If, as a sales person, you have ever targeted a new account by going straight to the top, you know what happens. You get sent down to the starting point. Of course, more than likely, you understood that going straight to the top was a long shot. And at least you ended up at a correct starting point to pursue your account development strategies.
Starting your sales process at the bottom of the corporate structure, is not just a ploy to shield the senior decision maker from interruptions. It is also a built-in mechanism for the company to de-risk their engagement with new and unproven suppliers.
This is an important point. Companies always strive to take the risk out of everything they do. Even after you are selected, companies will continue to expend effort to de-risk their decision. So when you are at the beginning of the process, it is advantageous to take this into account by bringing levels of risk that are palatable.
That means that you don’t get to start the relationship with the million dollar sale, or the multi-year commitment, or whatever is akin to a big deal. If you did, the sales cycle would be quite lengthy and you would likely starve along the way.
What is effective is the starter package. By design, the starter package needs to be put together so that the risk is low. And this goes beyond the financial part of the risk. The chance that it will not work, the chance that it will disrupt other processes; all of the risks need to be low.
Of course, a guarantee is important because it does demonstrate the supplier’s commitment to take a risk. But we are not just talking about ‘the guarantee’ because it does not provide for any recovery of the non-financial resources that may have been expended on your product offering.
From a marketing perspective, the product offering must be packaged in a variety of ways. Of course, each offering must have a compelling value proposition in its own right. But the entry point to the relationship, “the starter package”, is especially important. Because this is how momentum and inertia are created to grow the customer. Growing the customer can entail moving them up to a fuller package addressing the same need. Or just as good, a successful experience with the starter package, lowers the risk barriers for other products that you may offer.
Examples abound in all industries. Accountants often start with tax returns, and somehow move into consulting and advisory roles. Microsoft started with an operating system, then office productivity tools, then server software etc. Symantec started with a bunch of miscellaneous PC utilities, and built upon that success substantially.
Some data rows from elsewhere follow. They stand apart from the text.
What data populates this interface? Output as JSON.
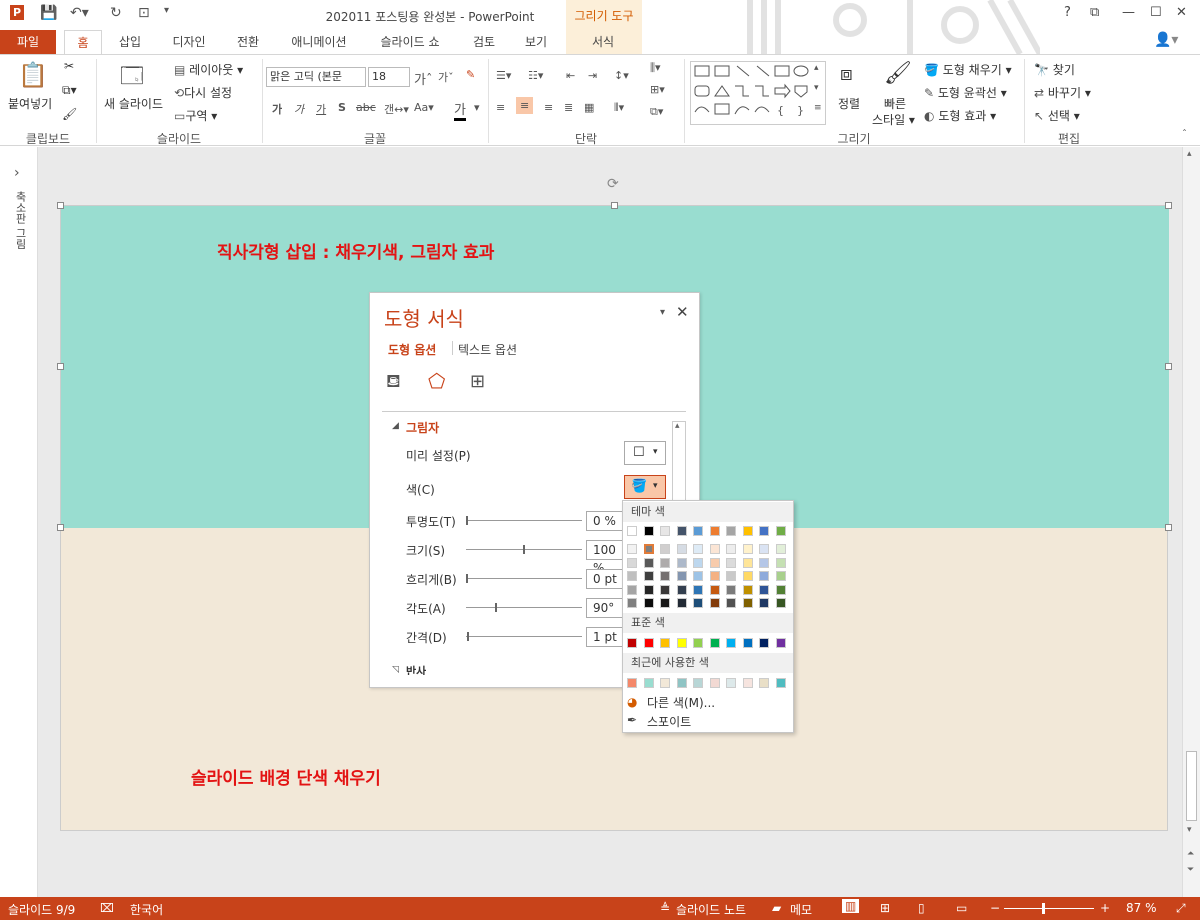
{
  "window": {
    "title": "202011 포스팅용 완성본 - PowerPoint",
    "context_tab_group": "그리기 도구",
    "help": "?",
    "minimize": "—",
    "maximize": "☐",
    "close": "✕"
  },
  "tabs": [
    "파일",
    "홈",
    "삽입",
    "디자인",
    "전환",
    "애니메이션",
    "슬라이드 쇼",
    "검토",
    "보기",
    "서식"
  ],
  "ribbon": {
    "clipboard": {
      "paste": "붙여넣기",
      "group": "클립보드"
    },
    "slides": {
      "new_slide": "새 슬라이드",
      "layout": "레이아웃 ▾",
      "reset": "다시 설정",
      "section": "구역 ▾",
      "group": "슬라이드"
    },
    "font": {
      "font_name": "맑은 고딕 (본문",
      "font_size": "18",
      "group": "글꼴"
    },
    "paragraph": {
      "group": "단락"
    },
    "drawing": {
      "arrange": "정렬",
      "quick_styles_1": "빠른",
      "quick_styles_2": "스타일 ▾",
      "shape_fill": "도형 채우기 ▾",
      "shape_outline": "도형 윤곽선 ▾",
      "shape_effects": "도형 효과 ▾",
      "group": "그리기"
    },
    "editing": {
      "find": "찾기",
      "replace": "바꾸기 ▾",
      "select": "선택 ▾",
      "group": "편집"
    }
  },
  "left_pane": {
    "label": "축소판 그림",
    "expand": "›"
  },
  "slide": {
    "rect_title": "직사각형 삽입 : 채우기색, 그림자 효과",
    "bg_title": "슬라이드 배경 단색 채우기",
    "rect_color": "#99ddd0",
    "bg_color": "#f2e8d8"
  },
  "format_pane": {
    "title": "도형 서식",
    "tab_shape": "도형 옵션",
    "tab_text": "텍스트 옵션",
    "section_shadow": "그림자",
    "section_next": "반사",
    "preset_label": "미리 설정(P)",
    "color_label": "색(C)",
    "props": [
      {
        "label": "투명도(T)",
        "value": "0 %",
        "level": 0.0
      },
      {
        "label": "크기(S)",
        "value": "100 %",
        "level": 0.5
      },
      {
        "label": "흐리게(B)",
        "value": "0 pt",
        "level": 0.0
      },
      {
        "label": "각도(A)",
        "value": "90°",
        "level": 0.25
      },
      {
        "label": "간격(D)",
        "value": "1 pt",
        "level": 0.01
      }
    ]
  },
  "color_picker": {
    "theme_header": "테마 색",
    "standard_header": "표준 색",
    "recent_header": "최근에 사용한 색",
    "more_colors": "다른 색(M)...",
    "eyedropper": "스포이트",
    "theme_top": [
      "#ffffff",
      "#000000",
      "#e7e6e6",
      "#44546a",
      "#5b9bd5",
      "#ed7d31",
      "#a5a5a5",
      "#ffc000",
      "#4472c4",
      "#70ad47"
    ],
    "theme_shades": [
      [
        "#f2f2f2",
        "#7f7f7f",
        "#d0cece",
        "#d6dce4",
        "#deebf6",
        "#fbe5d5",
        "#ededed",
        "#fff2cc",
        "#dae3f3",
        "#e2efd9"
      ],
      [
        "#d8d8d8",
        "#595959",
        "#aeabab",
        "#adb9ca",
        "#bdd7ee",
        "#f7cbac",
        "#dbdbdb",
        "#fee599",
        "#b4c6e7",
        "#c5e0b3"
      ],
      [
        "#bfbfbf",
        "#3f3f3f",
        "#757070",
        "#8496b0",
        "#9dc3e6",
        "#f4b183",
        "#c9c9c9",
        "#ffd965",
        "#8eaadb",
        "#a8d08d"
      ],
      [
        "#a5a5a5",
        "#262626",
        "#3a3838",
        "#333f4f",
        "#2e75b5",
        "#c55a11",
        "#7b7b7b",
        "#bf9000",
        "#2f5496",
        "#538135"
      ],
      [
        "#7f7f7f",
        "#0c0c0c",
        "#171616",
        "#222a35",
        "#1e4e79",
        "#833c0b",
        "#525252",
        "#7f6000",
        "#1f3864",
        "#375623"
      ]
    ],
    "standard": [
      "#c00000",
      "#ff0000",
      "#ffc000",
      "#ffff00",
      "#92d050",
      "#00b050",
      "#00b0f0",
      "#0070c0",
      "#002060",
      "#7030a0"
    ],
    "recent": [
      "#f4886a",
      "#99ddd0",
      "#f2e8d8",
      "#8fc4c4",
      "#b8d6d6",
      "#f2d9d3",
      "#dde9ea",
      "#f6e4df",
      "#e9dfc7",
      "#4fbcc0"
    ]
  },
  "status": {
    "slide_num": "슬라이드 9/9",
    "language": "한국어",
    "notes": "슬라이드 노트",
    "comments": "메모",
    "zoom": "87 %"
  }
}
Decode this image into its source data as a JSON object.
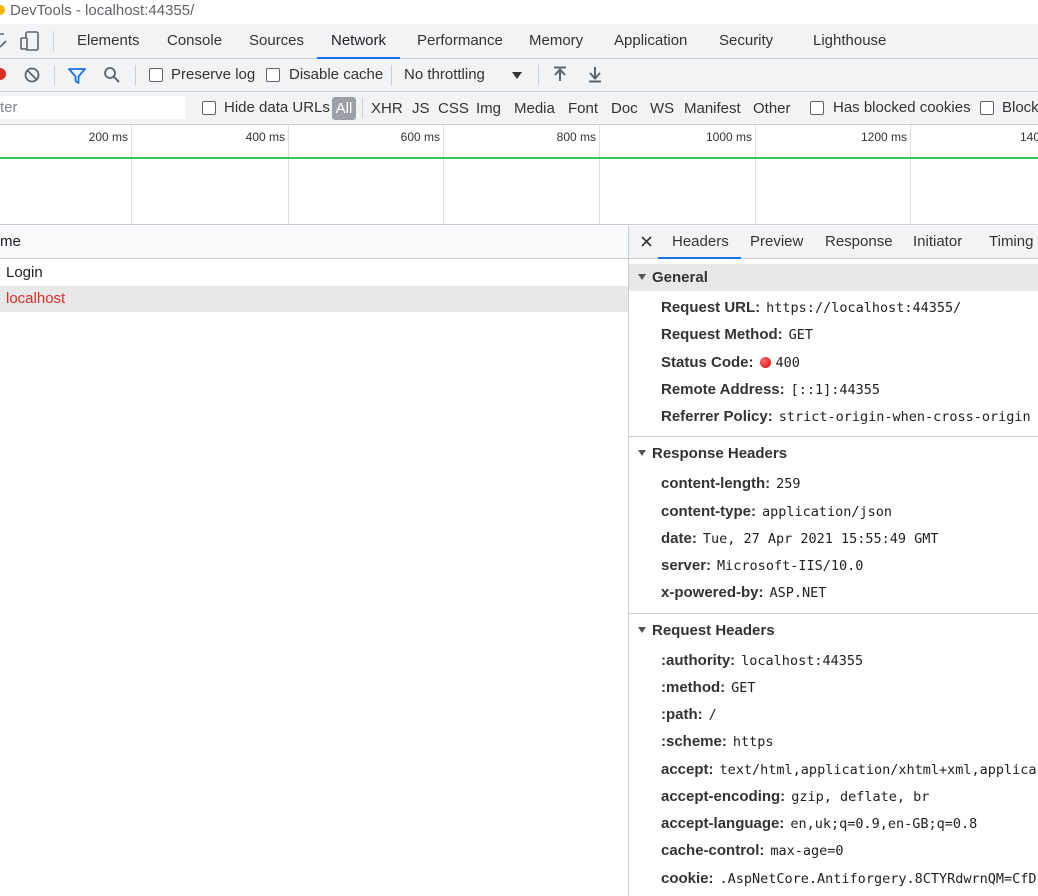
{
  "window": {
    "title": "DevTools - localhost:44355/"
  },
  "main_tabs": [
    "Elements",
    "Console",
    "Sources",
    "Network",
    "Performance",
    "Memory",
    "Application",
    "Security",
    "Lighthouse"
  ],
  "active_tab": "Network",
  "toolbar": {
    "preserve_log": "Preserve log",
    "disable_cache": "Disable cache",
    "throttling": "No throttling"
  },
  "filter": {
    "placeholder": "ter",
    "hide_data_urls": "Hide data URLs",
    "types": [
      "All",
      "XHR",
      "JS",
      "CSS",
      "Img",
      "Media",
      "Font",
      "Doc",
      "WS",
      "Manifest",
      "Other"
    ],
    "has_blocked_cookies": "Has blocked cookies",
    "blocked": "Block"
  },
  "overview": {
    "ticks": [
      "200 ms",
      "400 ms",
      "600 ms",
      "800 ms",
      "1000 ms",
      "1200 ms",
      "140"
    ]
  },
  "request_list": {
    "column_name": "me",
    "rows": [
      {
        "name": "Login",
        "status": "ok"
      },
      {
        "name": "localhost",
        "status": "error"
      }
    ]
  },
  "details": {
    "close_icon": "close-icon",
    "tabs": [
      "Headers",
      "Preview",
      "Response",
      "Initiator",
      "Timing"
    ],
    "active_tab": "Headers",
    "general": {
      "title": "General",
      "request_url_label": "Request URL:",
      "request_url": "https://localhost:44355/",
      "method_label": "Request Method:",
      "method": "GET",
      "status_label": "Status Code:",
      "status": "400",
      "remote_label": "Remote Address:",
      "remote": "[::1]:44355",
      "referrer_label": "Referrer Policy:",
      "referrer": "strict-origin-when-cross-origin"
    },
    "response_headers": {
      "title": "Response Headers",
      "items": [
        {
          "k": "content-length:",
          "v": "259"
        },
        {
          "k": "content-type:",
          "v": "application/json"
        },
        {
          "k": "date:",
          "v": "Tue, 27 Apr 2021 15:55:49 GMT"
        },
        {
          "k": "server:",
          "v": "Microsoft-IIS/10.0"
        },
        {
          "k": "x-powered-by:",
          "v": "ASP.NET"
        }
      ]
    },
    "request_headers": {
      "title": "Request Headers",
      "items": [
        {
          "k": ":authority:",
          "v": "localhost:44355"
        },
        {
          "k": ":method:",
          "v": "GET"
        },
        {
          "k": ":path:",
          "v": "/"
        },
        {
          "k": ":scheme:",
          "v": "https"
        },
        {
          "k": "accept:",
          "v": "text/html,application/xhtml+xml,applica"
        },
        {
          "k": "accept-encoding:",
          "v": "gzip, deflate, br"
        },
        {
          "k": "accept-language:",
          "v": "en,uk;q=0.9,en-GB;q=0.8"
        },
        {
          "k": "cache-control:",
          "v": "max-age=0"
        },
        {
          "k": "cookie:",
          "v": ".AspNetCore.Antiforgery.8CTYRdwrnQM=CfD"
        }
      ]
    }
  },
  "colors": {
    "accent": "#1a73e8",
    "error": "#d93025",
    "selected_row": "#e8e8e8",
    "timeline_green": "#34c759"
  }
}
The key is to recognize that the starting point is necessary as a way for the customer to de-risk their initial engagement with you. You may in fact have a great product offering, with a great value proposition. And your marketplace may even be warming up to it nicely. But if it does not fit into the entryway that is provided for it, it becomes really hard to get started. It is important not to ignore this. Many a competitor has been able to seize a market position, simply by having an entry point that made it easy to get started.